New ENFIA ready by year-end

New ENFIA ready by year-end

The new Single Property Tax (ENFIA) table, going into effect from 2022, will be ready by the end of this year, with the inclusion of thousands of new zones expected to fetch an additional 300 million euros, which the government will return to all owners through rate reductions.

Although the government had originally planned to complete the new tax framework and its rates for the submission of the final budget draft, it appears that the competent committees need more time to prepare the new ENFIA, which will also incorporate the supplementary property tax.

Finance Ministry officials say they are not hurrying the completion of the new brackets and rates, as its result will be fiscally neutral in any case. They therefore explain that the amount to be collected will match this year’s €2.5 billion.

The inclusion of 3,643 new zones in the system will entail additional takings of €300 million, but this will be returned to property owners, mainly those whose taxable property rates (known as “objective values”) will increase significantly or even double after the adjustment that took place in the summer.

As for the government promise about an 8% average reduction in ENFIA dues for all owners, it will amount to some €200 million and will be covered by the state budget.

Kathimerini understands that the exercises being conducted by the 18-member committee are quite complex and present significant difficulties. The first problem regards the inclusion of areas where some calculation models lead to extraordinarily high rates, while other models lead to undertaxing. The experts are looking for the formula that would lead to an increase in dues for those areas, without causing distortions.
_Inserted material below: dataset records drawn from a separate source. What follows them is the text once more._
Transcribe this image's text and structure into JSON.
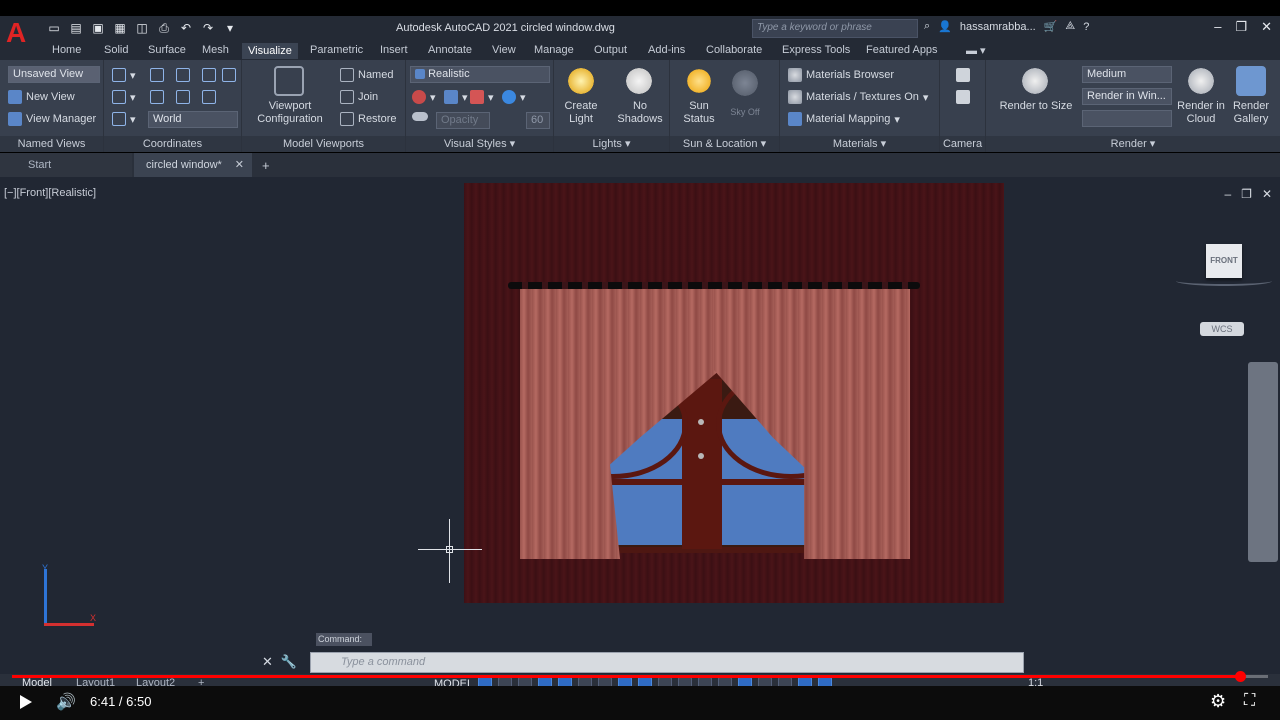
{
  "app": {
    "logo": "A",
    "title": "Autodesk AutoCAD 2021   circled window.dwg",
    "search_placeholder": "Type a keyword or phrase",
    "user": "hassamrabba..."
  },
  "ribbon_tabs": [
    "Home",
    "Solid",
    "Surface",
    "Mesh",
    "Visualize",
    "Parametric",
    "Insert",
    "Annotate",
    "View",
    "Manage",
    "Output",
    "Add-ins",
    "Collaborate",
    "Express Tools",
    "Featured Apps"
  ],
  "active_tab": "Visualize",
  "panels": {
    "named_views": {
      "title": "Named Views",
      "combo": "Unsaved View",
      "new_view": "New View",
      "view_manager": "View Manager"
    },
    "coordinates": {
      "title": "Coordinates",
      "combo": "World"
    },
    "model_viewports": {
      "title": "Model Viewports",
      "viewport_config": "Viewport Configuration",
      "named": "Named",
      "join": "Join",
      "restore": "Restore"
    },
    "visual_styles": {
      "title": "Visual Styles",
      "combo": "Realistic",
      "opacity_label": "Opacity",
      "opacity_value": "60"
    },
    "lights": {
      "title": "Lights",
      "create_light": "Create Light",
      "no_shadows": "No Shadows"
    },
    "sun_location": {
      "title": "Sun & Location",
      "sun_status": "Sun Status",
      "sky_off": "Sky Off"
    },
    "materials": {
      "title": "Materials",
      "browser": "Materials Browser",
      "textures": "Materials / Textures On",
      "mapping": "Material Mapping"
    },
    "camera": {
      "title": "Camera"
    },
    "render": {
      "title": "Render",
      "render_to_size": "Render to Size",
      "quality": "Medium",
      "render_in": "Render in Win...",
      "render_cloud": "Render in Cloud",
      "render_gallery": "Render Gallery"
    }
  },
  "file_tabs": {
    "start": "Start",
    "active": "circled window*"
  },
  "viewport": {
    "label": "[−][Front][Realistic]",
    "viewcube_face": "FRONT",
    "wcs": "WCS",
    "ucs_x": "X",
    "ucs_y": "Y"
  },
  "command": {
    "history": "Command:",
    "placeholder": "Type a command"
  },
  "status": {
    "layout_tabs": [
      "Model",
      "Layout1",
      "Layout2"
    ],
    "model_button": "MODEL",
    "scale": "1:1"
  },
  "player": {
    "time": "6:41 / 6:50",
    "progress": 0.9775
  },
  "colors": {
    "accent_red": "#e02424",
    "progress": "#ff0000",
    "curtain": "#a85e57",
    "wall": "#44121a",
    "glass": "#4f7bc0"
  }
}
A second problem concerns the new calculation brackets and how the supplementary tax will be incorporated into the ENFIA. In practice the objective is to increase the rates for properties worth over €250,000, though the new ENFIA taxes each asset individually, and not based on an owner’s sum of assets, as is the case with the supplementary tax. That might lead to distortions, with owners of four €100,000 assets paying less than the owner of one €390,000 property.